VIRAGE : Fabrique d’idées pour survivre à 2015

Jour 3 – Dimanche 9 août

Règle numéro 1 à respecter en plein air et lors d’événements extérieurs au Québec : même en été, il faut se « grayer » de chaussettes de laine, tuque et mitaines. Parce que quand le soleil disparaît sous la ligne d’horizon, y fait frette!

Heureusement, la programmation d’hier soir était ardente, et les artistes ont mis le feu aux planches, ce qui m’a fait (un peu) oublier mes doigts gelés.

Sur la Grande scène, Pierre Demers, homme de lettres, cinéaste et collaborateur à Mauvaise Herbe, nous a offert une solide performance poétique en compagnie de ses deux acolytes Claude Bouchard et Batiste Foisy. Un pur moment de grâce, qui a mis la table pour le slameur IVY. La foule était conquise avant même que Samian monte en scène pour clôturer la soirée (du moins, la mienne!) avec son hip-hop intelligent et engagé.

Mention spéciale à l’artiste Thomas Meloche, qui nous a offert en direct une performance de sculpture sur glace à l’effigie de VIRAGE. On n’a pas pu s’empêcher de faire le lien entre son œuvre éphémère et la fonte de la calotte glaciaire…

Nous voilà donc à l’aube de cette dernière journée de la toute première édition de VIRAGE. L’ambiance est conviviale ce matin sur la Terre des Vikings. Les gens prennent un café, déjeunent, discutent. Certains se remettent d’une courte nuit à faire la fête… On se prépare tranquillement à assister aux conférences et activités.

À La Fabrique, Michel Roche, professeur en science politique également collaborateur à Mauvaise Herbe, nous livre une conférence intitulée L’économie est politique. Il nous expose, entre autres, que l’économie repose essentiellement sur le comportement humain et que sans l’apport du travail de l’homme, les richesses n’existent pas. Il termine son allocution avec une citation de l’écrivaine Anaïs Nin : « Nous ne voyons jamais les choses telles qu’elles sont, nous les voyons telles que nous sommes. »

L’événement se termine avec la plénière La folle machine à solutions animée par Ian Segers, où l’on fait un retour sur les conférences et ateliers de la veille. Tout d’abord, les deux organisatrices Marielle Couture et Nancy Lavoie prennent la parole pour exposer leur vision de VIRAGE. On apprend d’ailleurs que des activités-bénéfices auront lieu au courant de l’année pour préparer la venue de VIRAGE 2. Car oui, il y aura une autre édition l’an prochain.

Puis, Ian entame l’atelier, un processus participatif axé sur le dialogue, un moment d’échange où l’on partage nos idées afin de faire émerger des solutions pour « changer AVEC le monde ». Les gens sont invités à exprimer ce qu’ils ont appris durant ces rencontres. On note au passage cette phrase issue d’un groupe de discussion : « Nous avons appris à voir l’impossible de notre monde et tous les possibles de celui de demain ».

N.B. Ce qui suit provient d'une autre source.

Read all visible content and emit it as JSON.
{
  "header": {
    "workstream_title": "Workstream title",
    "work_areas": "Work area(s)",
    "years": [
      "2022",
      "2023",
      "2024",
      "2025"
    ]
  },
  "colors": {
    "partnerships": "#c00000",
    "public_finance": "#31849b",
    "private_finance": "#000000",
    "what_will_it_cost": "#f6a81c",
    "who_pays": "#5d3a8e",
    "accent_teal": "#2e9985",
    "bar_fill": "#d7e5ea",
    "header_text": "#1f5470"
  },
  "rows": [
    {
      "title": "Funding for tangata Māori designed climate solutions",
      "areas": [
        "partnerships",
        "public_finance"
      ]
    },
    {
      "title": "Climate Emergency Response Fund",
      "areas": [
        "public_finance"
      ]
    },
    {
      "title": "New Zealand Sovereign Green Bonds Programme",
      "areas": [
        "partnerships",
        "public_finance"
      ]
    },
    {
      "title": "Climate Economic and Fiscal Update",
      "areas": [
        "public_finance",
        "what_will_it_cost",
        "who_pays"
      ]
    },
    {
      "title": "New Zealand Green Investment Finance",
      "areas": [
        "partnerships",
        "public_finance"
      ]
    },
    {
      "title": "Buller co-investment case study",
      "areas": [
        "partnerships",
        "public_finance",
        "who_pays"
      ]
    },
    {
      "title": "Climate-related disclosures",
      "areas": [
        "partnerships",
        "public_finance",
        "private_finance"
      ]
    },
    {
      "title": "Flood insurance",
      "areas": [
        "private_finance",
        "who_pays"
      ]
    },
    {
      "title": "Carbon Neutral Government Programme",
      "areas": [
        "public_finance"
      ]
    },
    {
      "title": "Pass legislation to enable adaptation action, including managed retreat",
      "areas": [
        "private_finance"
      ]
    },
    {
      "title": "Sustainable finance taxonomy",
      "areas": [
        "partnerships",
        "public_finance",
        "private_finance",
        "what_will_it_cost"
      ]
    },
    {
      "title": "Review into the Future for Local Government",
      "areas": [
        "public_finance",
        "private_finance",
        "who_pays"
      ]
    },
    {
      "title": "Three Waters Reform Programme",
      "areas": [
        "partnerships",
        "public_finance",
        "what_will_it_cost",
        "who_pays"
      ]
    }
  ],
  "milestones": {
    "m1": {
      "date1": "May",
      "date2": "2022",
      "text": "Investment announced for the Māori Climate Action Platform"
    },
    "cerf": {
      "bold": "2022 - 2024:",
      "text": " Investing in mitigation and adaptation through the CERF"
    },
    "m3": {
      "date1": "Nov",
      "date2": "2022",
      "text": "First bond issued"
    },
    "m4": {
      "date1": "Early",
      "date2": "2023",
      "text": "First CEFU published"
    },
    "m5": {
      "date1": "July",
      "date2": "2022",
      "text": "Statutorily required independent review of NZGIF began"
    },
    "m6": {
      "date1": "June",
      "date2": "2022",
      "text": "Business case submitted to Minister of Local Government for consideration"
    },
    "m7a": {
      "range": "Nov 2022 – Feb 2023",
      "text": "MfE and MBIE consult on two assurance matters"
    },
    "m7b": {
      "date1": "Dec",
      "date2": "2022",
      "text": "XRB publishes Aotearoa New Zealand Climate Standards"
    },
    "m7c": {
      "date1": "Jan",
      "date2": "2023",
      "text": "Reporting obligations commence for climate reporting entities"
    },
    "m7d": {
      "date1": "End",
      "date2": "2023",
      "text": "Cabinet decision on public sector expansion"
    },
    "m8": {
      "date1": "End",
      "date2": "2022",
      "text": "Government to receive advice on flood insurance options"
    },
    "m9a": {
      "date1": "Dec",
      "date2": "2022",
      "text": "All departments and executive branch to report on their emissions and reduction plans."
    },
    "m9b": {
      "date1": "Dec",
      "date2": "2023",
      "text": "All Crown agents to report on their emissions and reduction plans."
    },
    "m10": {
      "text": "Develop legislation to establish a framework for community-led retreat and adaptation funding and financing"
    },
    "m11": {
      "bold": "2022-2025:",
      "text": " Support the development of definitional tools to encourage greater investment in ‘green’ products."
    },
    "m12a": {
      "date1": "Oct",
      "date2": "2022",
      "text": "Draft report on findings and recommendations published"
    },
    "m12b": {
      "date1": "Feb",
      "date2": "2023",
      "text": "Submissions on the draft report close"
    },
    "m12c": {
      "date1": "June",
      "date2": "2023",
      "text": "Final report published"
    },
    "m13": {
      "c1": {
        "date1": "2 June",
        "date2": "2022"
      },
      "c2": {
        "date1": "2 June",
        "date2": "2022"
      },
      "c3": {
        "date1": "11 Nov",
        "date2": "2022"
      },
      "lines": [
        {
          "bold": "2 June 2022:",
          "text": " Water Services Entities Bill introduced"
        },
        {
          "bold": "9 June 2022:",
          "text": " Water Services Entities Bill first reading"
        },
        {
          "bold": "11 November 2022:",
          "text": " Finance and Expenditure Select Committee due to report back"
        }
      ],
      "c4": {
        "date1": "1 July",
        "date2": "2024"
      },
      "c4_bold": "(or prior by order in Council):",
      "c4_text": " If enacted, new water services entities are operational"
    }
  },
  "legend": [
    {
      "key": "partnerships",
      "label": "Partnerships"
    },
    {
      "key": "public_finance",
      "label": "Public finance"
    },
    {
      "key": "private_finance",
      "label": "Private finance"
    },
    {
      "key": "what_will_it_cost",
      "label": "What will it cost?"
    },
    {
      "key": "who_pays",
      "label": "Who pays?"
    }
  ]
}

Puis, une réflexion tactique s’installe sur comment être le virage, comment prendre le virage et comment connecter les virages. Plusieurs solutions sont proposées, mais concrètement, comment les mettre en pratique? Qu’est-ce qui résulte de ce fabuleux rassemblement de « pelleteux de nuages »? Que se passera-t-il entre VIRAGE 1 et VIRAGE 2? Peut-on qualifier VIRAGE de mouvement, plutôt qu’événement?

Peu importe, cette fin de semaine n’aura pas été vaine. J’ai fait des rencontres extraordinaires, vu des artistes inspirants et inspirés, des conférenciers engagés. Les êtres humains ici sont beaux, généreux, ouverts. Ils s’entraident et acceptent les divergences d’opinions et les différences. Ils croient aux solutions, aux façons de faire pour bâtir un monde meilleur. Pour eux, pour l’environnement, pour leurs enfants. Et juste pour ça, ça valait le coup de prendre le VIRAGE.